Le attività educative e didattiche sincrone sono la sostanziale trasposizione in ambiente virtuale di quanto svolto normalmente in classe. Insegnante e allievi sono contemporaneamente presenti e condividono la stessa esperienza, la lezione è svolta nella forma di video lezione, con la possibilità di svolgere test scritti e orali, alla presenza e sotto la supervisione dell’insegnante.
Le attività asincrone prevedono l’uso di piattaforme e luoghi virtuali di condivisione, per consegnare agli studenti materiali di studio e approfondimento, compiti da svolgere, attività da riconsegnare. Il docente non è presente in contemporanea agli studente nell’aula virtuale, ma ne segue il percorso di apprendimento inviando feedback valutativi. Si tratta di attività senza vincoli orari e di luogo.
Come si completa l’orario di servizio con attività asincrone?
Innanzitutto occorre partire da quante ore sincrone sono state deliberate dal Collegio docenti perché queste possono essere diverse dai limiti indicati nelle linee guida. Le ore restanti, a completamento del proprio orario di servizio, con eventuali recuperi nel caso in cui siano state adottate unità orarie inferiori a 60 minuti, si devono svolgere in modalità asincrona come descritto sopra.
La questione se le attività asincrone, quali l’assegnazione compiti, correzione e preparazione della lezione, rientrino o meno tra le attività di insegnamento, non appare definita in termini contrattuali. In questo caso può intervenire l’autonomia delle istituzioni scolastiche che consente di specificare, nel PSDDI, quali attività considerare parte delle lezioni asincrone.
Il dirigente scolastico può cambiare l’organizzazione delle attività?
Il dirigente scolastico deve rispettare quanto deliberato dal Collegio docenti e quindi non può arbitrariamente ridefinire le ore destinate alle diverse attività ( sincrona o asincrona) modificando quanto contenuto nel PSDDI, a meno di situazioni eccezionali che lo obblighino ad intervenire urgentemente per cause eccezionali e imprevedibili.
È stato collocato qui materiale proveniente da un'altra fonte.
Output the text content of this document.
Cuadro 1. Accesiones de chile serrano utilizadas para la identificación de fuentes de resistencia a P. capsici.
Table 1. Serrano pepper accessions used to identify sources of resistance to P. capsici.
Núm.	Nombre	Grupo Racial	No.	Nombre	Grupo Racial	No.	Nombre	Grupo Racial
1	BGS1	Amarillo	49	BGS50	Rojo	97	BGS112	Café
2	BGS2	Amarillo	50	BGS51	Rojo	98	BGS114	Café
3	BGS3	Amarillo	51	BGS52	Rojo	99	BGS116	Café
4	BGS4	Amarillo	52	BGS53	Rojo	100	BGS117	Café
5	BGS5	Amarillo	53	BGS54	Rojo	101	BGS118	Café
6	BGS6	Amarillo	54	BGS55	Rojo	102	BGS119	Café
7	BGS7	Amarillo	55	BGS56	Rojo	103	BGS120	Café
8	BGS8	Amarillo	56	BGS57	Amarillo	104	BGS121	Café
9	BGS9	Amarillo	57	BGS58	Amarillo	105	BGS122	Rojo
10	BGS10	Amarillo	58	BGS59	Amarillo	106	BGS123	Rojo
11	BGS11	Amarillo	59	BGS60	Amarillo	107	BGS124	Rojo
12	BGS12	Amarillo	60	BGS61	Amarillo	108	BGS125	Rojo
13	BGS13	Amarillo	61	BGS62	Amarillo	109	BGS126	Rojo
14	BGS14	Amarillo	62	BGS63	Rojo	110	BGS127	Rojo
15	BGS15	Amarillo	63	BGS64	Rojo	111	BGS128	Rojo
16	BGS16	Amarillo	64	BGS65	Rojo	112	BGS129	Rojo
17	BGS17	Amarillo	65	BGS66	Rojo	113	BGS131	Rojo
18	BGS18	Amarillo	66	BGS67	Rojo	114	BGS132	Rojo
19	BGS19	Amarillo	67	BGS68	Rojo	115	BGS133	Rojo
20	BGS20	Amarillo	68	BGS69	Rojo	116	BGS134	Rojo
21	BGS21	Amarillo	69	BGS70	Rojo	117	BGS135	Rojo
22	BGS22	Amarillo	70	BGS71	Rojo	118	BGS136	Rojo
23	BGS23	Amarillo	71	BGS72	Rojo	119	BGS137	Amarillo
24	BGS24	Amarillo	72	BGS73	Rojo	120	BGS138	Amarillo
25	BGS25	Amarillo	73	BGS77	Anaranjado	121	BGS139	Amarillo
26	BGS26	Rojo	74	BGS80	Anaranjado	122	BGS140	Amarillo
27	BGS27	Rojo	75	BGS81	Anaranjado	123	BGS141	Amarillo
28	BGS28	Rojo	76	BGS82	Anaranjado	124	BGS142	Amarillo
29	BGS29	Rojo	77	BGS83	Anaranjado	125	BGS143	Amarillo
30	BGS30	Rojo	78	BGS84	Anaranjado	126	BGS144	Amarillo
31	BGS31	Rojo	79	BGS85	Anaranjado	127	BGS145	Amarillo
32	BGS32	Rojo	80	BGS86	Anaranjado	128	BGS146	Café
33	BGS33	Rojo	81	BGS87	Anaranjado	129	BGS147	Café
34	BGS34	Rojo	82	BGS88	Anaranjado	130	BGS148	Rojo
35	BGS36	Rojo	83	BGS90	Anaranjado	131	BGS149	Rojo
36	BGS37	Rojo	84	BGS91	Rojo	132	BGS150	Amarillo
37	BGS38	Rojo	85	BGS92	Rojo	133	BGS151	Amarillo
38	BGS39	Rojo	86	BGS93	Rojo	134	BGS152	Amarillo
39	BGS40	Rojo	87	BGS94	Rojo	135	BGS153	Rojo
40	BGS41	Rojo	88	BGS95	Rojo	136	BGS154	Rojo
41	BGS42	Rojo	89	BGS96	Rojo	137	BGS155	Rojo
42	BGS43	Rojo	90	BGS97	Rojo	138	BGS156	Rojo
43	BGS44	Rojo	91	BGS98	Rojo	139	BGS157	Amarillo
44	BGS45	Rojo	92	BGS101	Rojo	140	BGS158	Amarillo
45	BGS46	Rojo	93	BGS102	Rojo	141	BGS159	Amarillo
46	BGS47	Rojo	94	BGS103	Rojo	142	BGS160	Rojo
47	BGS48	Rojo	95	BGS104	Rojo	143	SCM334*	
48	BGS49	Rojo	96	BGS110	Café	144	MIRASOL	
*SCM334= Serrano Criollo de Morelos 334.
Il PSDDI può essere modificato solo dal Collegio dei docenti e dal Consiglio di Istituto che interverranno per le parti di loro competenza dando la necessaria informazione alla comunità scolastica.
Come comportarsi con gli allievi portatori di bisogni speciali?
Mentre non vi sono dubbi sul fatto che, nel caso di alunni ricoverati in ospedale o a casa per malattia o detenuti, si debba garantire l’istruzione attraverso la DAD, in tutti gli altri casi le linee guida ministeriali partono dal principio chea tali allievi si debba dare l’opportunitá di seguire in presenza. Aggiungendo poi che “L’eventuale coinvolgimento degli alunni in parola in attività di DDI complementare dovrà essere attentamente valutato, assieme alle famiglie, verificando che l’utilizzo degli strumenti tecnologici costituisca per essi un reale e concreto beneficio in termini di efficacia della didattica. Le decisioni assunte dovranno essere riportate nel PDP.”
La recentissima nota ministeriale 662 del 12 marzo 21, dopo aver chiarito che “la condizione dell’alunno con bisogni educativi speciali non comporta come automatismo la necessità di una didattica in presenza”, suggerisce che, qualora lo si ritenesse opportuno, si possa garantire la necessaria integrazione scolastica coinvolgendo nelle attività in presenza anche altri alunni appartenenti alla stessa sezione o gruppo classe.
La nota rappresenta quindi un suggerimento che le scuole potranno accogliere o meno dopo aver valutato le specifiche situazioni mentre non risolve nulla rispetto al come sia possibile obbligare un qualunque allievo a frequentare in presenza, violando così il principio di precauzione e le norme sul divieto di circolazione che vigono nelle zone rosse.